I was pretty burnt out on organizing post-grad, and realized that, while I was taught how to “think,” I didn’t know how to “do” anything. So I worked for federal land agencies building trails and fighting fires from Maine to California, lucky enough to be outside every day. Right before coming to CCAN, I was out in Des Moines, Iowa doing some electoral organizing for Bernie.  

What woke you up to the climate crisis?

I had always been an outdoorsy girl growing up, finding any excuse to hike, backpack, ski, cycle, or swim, but it wasn’t until I got to college that I realized the need for climate action now. I took an environmental politics class and read Naomi Klein for the first time, which moved me to join our divestment from fossil fuels campaign on campus. 

What impacts of climate change currently hit home to you? 

Right now, the increasing intensity and frequency of wildfires. I was on an engine for only a season out in California, but my old crewmates are out on the largest recorded burns in California history as I type. But some of us are feeling the heat here in Richmond too. Focusing on EJ has always been my MO and there are definitely fires of our own to fight here in Virginia. I’m ready to dig into my new home to build a more equitable world!

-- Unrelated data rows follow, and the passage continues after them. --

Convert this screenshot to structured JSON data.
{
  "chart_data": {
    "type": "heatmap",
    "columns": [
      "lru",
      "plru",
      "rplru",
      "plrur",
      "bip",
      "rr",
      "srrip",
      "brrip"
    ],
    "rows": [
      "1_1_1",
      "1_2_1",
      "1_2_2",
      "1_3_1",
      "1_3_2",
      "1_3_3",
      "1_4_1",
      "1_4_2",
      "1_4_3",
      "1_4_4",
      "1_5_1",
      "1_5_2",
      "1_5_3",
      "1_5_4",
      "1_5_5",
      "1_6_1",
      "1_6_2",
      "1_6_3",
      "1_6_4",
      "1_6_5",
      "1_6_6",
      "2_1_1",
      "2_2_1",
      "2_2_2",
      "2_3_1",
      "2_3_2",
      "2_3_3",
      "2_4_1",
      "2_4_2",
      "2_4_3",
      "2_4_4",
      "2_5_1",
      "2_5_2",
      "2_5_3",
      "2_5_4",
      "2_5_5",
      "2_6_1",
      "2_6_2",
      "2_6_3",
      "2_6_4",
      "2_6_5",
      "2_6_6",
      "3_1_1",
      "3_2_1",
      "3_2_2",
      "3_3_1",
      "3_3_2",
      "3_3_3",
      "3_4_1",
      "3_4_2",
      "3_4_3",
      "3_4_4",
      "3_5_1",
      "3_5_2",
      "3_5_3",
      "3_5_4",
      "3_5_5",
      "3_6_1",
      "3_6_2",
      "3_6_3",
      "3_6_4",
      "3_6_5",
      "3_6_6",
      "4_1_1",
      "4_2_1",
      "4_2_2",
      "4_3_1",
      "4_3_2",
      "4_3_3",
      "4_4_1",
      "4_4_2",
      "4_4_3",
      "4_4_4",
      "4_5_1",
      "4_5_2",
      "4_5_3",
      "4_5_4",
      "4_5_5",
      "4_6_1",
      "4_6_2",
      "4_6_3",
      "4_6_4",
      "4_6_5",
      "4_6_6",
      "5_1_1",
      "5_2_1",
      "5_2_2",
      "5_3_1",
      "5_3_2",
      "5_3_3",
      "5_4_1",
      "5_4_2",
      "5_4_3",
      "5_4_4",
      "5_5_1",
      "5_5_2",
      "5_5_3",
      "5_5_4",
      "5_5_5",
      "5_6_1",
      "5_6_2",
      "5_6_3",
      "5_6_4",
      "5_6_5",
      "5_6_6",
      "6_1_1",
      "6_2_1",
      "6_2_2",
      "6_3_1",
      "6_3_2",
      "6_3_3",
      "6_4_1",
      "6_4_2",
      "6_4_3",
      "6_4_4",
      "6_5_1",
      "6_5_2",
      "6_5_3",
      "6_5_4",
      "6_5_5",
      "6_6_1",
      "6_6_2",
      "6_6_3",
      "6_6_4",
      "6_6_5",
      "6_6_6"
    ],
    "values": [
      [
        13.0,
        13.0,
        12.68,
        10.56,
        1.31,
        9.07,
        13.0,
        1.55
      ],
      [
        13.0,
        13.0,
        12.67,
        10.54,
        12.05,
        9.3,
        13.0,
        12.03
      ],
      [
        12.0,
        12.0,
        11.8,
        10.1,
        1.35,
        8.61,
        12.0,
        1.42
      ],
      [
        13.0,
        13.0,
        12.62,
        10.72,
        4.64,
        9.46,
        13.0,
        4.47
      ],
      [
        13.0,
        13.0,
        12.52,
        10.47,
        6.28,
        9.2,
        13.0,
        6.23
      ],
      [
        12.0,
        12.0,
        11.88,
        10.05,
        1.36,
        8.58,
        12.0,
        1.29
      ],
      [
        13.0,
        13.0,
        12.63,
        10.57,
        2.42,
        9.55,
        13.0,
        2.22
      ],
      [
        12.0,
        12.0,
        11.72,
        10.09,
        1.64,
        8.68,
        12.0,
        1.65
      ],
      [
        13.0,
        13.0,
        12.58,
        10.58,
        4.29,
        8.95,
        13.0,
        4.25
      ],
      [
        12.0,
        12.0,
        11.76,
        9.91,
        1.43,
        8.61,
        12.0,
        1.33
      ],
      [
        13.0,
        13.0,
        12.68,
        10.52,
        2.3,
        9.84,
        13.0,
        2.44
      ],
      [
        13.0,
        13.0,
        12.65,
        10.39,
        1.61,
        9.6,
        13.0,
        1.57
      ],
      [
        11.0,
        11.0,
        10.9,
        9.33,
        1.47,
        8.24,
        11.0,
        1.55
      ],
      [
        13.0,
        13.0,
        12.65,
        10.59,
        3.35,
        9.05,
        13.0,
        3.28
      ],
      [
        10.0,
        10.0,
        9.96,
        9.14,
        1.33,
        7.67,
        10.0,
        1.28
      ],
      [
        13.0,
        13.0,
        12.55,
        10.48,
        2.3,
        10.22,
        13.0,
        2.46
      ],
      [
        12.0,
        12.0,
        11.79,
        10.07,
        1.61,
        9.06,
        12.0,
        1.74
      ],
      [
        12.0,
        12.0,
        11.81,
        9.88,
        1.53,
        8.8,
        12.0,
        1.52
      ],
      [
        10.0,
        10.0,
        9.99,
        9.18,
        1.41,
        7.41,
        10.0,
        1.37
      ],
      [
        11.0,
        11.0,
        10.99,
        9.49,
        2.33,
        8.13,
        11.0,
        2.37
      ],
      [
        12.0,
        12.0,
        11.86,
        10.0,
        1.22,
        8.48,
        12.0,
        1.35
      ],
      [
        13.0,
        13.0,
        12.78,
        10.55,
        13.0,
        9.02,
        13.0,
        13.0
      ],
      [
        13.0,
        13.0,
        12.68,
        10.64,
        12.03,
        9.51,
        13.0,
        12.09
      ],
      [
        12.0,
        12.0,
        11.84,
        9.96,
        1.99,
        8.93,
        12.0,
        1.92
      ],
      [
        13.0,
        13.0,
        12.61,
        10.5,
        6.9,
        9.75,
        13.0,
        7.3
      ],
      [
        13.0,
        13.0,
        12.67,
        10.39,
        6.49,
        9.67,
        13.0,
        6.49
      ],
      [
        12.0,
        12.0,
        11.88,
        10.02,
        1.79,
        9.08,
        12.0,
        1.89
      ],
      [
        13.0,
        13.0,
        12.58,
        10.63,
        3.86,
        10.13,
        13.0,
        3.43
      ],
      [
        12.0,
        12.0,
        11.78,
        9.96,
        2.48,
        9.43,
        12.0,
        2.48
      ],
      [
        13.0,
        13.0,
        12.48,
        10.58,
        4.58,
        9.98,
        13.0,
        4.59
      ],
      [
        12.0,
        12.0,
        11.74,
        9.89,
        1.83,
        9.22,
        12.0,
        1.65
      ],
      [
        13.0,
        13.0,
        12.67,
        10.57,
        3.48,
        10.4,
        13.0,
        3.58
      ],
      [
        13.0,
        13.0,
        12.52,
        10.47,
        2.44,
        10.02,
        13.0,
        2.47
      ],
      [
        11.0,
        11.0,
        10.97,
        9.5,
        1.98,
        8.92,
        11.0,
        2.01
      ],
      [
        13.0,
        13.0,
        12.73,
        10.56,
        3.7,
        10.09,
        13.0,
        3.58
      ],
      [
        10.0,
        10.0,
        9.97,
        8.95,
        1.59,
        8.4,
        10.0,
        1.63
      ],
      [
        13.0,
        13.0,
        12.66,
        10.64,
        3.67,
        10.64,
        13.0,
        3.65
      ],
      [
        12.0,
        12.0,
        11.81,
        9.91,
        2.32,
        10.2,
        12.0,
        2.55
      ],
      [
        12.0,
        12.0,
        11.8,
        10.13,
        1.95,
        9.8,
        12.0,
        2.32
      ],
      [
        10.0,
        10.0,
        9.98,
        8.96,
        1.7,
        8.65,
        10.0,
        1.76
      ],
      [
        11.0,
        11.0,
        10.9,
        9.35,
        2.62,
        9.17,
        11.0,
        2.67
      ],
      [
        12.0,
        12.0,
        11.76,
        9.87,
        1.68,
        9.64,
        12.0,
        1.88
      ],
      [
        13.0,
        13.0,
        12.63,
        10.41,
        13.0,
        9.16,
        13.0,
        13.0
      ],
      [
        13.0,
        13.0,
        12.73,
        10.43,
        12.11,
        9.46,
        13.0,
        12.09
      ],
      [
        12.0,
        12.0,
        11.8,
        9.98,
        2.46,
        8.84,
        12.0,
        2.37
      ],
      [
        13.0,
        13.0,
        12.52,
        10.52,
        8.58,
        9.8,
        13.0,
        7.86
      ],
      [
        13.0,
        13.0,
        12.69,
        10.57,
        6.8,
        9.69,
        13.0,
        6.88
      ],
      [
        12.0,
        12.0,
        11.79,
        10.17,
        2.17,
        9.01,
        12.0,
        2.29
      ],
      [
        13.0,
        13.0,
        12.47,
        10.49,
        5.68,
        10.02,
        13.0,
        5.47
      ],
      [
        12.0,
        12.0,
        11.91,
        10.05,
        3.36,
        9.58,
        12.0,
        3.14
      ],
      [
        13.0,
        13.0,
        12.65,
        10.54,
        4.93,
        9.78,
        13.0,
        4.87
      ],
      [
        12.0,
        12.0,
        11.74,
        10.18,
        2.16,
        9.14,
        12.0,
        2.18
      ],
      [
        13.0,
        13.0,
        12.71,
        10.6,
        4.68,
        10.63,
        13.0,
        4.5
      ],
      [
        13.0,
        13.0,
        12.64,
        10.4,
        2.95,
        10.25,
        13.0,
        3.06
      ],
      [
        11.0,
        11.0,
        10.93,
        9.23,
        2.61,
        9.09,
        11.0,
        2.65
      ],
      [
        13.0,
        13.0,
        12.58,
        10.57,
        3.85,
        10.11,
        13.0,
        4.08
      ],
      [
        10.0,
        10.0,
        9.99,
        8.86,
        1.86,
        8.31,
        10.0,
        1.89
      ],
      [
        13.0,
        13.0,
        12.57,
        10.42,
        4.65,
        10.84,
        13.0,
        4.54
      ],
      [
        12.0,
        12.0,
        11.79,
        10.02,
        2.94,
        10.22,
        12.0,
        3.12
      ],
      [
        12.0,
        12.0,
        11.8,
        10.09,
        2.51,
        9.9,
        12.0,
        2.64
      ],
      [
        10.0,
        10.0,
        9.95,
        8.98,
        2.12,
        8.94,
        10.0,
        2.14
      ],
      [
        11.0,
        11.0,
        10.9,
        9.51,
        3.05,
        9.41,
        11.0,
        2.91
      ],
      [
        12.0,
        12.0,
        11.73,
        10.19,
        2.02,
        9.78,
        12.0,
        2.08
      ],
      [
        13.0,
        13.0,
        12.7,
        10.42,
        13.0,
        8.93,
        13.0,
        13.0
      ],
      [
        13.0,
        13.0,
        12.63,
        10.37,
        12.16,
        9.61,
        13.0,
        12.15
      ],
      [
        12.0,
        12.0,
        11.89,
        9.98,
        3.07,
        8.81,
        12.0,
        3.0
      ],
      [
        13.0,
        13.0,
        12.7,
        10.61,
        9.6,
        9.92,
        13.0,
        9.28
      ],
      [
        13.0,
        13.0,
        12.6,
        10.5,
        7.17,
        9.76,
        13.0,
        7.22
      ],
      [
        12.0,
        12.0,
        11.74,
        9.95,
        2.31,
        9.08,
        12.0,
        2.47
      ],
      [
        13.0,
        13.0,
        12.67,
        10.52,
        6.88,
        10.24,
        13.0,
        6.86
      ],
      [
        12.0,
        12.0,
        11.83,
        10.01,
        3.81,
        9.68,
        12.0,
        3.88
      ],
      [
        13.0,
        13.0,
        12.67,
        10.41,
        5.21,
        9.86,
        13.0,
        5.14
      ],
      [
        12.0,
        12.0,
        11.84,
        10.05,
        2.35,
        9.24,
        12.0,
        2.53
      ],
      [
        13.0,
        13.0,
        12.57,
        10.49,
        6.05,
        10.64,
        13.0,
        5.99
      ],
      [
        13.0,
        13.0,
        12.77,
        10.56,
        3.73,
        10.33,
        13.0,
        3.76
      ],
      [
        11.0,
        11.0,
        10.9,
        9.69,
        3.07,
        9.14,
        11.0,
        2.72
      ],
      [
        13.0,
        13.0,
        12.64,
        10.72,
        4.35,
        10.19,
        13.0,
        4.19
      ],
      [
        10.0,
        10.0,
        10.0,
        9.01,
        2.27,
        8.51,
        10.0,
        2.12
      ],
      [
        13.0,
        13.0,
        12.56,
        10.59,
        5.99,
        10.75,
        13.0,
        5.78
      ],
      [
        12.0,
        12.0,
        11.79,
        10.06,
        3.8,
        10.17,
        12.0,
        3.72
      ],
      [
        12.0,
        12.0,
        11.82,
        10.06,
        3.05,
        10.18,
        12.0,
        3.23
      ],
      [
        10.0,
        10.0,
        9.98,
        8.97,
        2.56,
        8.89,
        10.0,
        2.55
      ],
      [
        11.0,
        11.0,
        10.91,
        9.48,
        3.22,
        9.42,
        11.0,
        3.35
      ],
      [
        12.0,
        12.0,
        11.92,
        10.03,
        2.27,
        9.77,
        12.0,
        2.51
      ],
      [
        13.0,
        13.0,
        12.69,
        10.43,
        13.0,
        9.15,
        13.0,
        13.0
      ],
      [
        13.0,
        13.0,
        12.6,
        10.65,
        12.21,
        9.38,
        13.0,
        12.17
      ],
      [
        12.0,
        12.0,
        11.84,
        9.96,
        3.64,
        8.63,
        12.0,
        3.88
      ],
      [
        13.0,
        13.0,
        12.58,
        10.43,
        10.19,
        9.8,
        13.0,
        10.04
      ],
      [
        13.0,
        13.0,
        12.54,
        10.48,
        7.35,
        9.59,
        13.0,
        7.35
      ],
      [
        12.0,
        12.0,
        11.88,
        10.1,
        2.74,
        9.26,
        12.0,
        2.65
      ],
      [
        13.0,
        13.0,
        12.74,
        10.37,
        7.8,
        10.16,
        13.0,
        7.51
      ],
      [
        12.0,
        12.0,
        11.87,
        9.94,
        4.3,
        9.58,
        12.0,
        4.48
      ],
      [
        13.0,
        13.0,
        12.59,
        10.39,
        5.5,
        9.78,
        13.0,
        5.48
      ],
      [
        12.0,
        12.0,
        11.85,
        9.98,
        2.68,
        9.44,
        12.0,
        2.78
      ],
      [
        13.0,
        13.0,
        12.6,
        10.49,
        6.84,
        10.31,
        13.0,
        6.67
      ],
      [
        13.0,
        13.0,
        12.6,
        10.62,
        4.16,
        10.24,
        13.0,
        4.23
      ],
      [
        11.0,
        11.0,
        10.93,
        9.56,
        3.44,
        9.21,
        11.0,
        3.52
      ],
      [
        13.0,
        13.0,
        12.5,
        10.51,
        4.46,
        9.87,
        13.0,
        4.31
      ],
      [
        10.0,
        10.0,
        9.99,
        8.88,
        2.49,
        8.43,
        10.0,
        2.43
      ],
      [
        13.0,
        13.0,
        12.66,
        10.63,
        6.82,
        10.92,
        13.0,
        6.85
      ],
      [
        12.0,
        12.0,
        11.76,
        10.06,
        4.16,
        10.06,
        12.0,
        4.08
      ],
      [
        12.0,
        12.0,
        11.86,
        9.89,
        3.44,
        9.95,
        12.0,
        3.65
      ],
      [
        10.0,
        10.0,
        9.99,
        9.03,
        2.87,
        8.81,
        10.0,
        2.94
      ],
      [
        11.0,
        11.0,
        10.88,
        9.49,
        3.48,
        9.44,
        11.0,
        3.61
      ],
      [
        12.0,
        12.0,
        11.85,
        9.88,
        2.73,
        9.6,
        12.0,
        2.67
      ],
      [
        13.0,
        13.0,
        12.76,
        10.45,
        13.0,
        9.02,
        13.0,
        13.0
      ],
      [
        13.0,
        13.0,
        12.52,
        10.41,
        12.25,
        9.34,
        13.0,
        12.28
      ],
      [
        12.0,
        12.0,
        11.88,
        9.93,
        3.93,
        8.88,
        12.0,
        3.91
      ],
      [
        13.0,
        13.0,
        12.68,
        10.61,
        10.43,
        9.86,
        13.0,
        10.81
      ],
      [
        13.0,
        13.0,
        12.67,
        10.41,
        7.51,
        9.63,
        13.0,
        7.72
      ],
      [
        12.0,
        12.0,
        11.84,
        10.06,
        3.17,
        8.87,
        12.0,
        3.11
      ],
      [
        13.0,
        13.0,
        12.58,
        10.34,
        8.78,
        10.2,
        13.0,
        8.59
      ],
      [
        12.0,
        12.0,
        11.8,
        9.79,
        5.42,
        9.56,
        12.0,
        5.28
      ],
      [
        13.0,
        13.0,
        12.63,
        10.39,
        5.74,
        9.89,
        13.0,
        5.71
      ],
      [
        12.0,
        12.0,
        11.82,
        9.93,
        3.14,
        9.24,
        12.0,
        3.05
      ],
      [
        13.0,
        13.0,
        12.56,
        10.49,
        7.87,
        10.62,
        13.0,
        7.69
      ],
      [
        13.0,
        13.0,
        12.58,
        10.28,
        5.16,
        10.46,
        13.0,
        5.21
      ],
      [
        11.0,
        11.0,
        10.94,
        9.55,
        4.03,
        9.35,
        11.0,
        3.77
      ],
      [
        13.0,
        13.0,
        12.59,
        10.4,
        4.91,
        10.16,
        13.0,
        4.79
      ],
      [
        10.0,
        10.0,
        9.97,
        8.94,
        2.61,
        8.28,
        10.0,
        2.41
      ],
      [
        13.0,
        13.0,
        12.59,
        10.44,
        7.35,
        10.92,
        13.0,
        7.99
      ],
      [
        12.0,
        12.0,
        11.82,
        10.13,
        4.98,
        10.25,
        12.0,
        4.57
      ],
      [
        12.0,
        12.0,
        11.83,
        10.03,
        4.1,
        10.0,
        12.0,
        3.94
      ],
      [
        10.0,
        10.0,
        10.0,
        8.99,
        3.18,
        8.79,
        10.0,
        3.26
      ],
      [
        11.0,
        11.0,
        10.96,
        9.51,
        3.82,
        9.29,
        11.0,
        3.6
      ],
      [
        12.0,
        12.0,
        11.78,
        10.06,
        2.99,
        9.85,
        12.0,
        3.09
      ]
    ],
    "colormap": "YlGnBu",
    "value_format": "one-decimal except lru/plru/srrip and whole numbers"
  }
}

What brought you to CCAN? 

I have been lucky enough to travel all over the country doing work that felt important to me. CCAN is no exception. In the height of COVID-19, I knew that I needed to come back to the East Coast and continue to fight for a liveable future. We cannot wait on climate change, and CCAN has allowed me to act immediately and focus my efforts on those who are most impacted. 

What has inspired you most working with CCAN?

While I have received so many warm welcomes and great advice as I’ve started, I was truly inspired by the resistance fighters along the MVP route. Not to plug myself here, but I went into much more detail in my blog post.

What have you contributed to bringing about a clean energy revolution that you are most proud of?

Although my entry into climate organizing was divestment, I didn’t stick with that campaign too long. Quickly after joining then-UCAN (UChicago Climate Action Network), I started another campaign on campus to aid the Southeast Side’s Coalition to Ban Petcoke. This group of pro-bono lawyers, artists, activists, and community members fiercely fought the open storage of toxic particulate waste that was held in Koch brothers owned terminals and shipped in from the nearby BP oil refinery. The work that those amazing folks put in eventually garnered a city-wide ban on open storage of petcoke. I am incredibly grateful to have learned from them and the folks at the People’s Lobby.

What do you hope to see happen in terms of climate in the next year?

My bare minimum hope is a president that believes that climate change exists. GO VOTE!!

What do you like to do when you’re not working on climate change?

I’m a big nerd, so most of the time I’m reading fiction. I’m hyped for the post-rona world, whenever that may be, where I can join a band (playing guitar) and a team (playing rugby)! Until then, I’ll be rollerblading the Capital Trail and hiking in Shenandoah. 

Who would you high five?

Tough one! Have to go with Alexandria Ocasio-Cortez. Gotta support a fellow socialist boricua from the Bronx!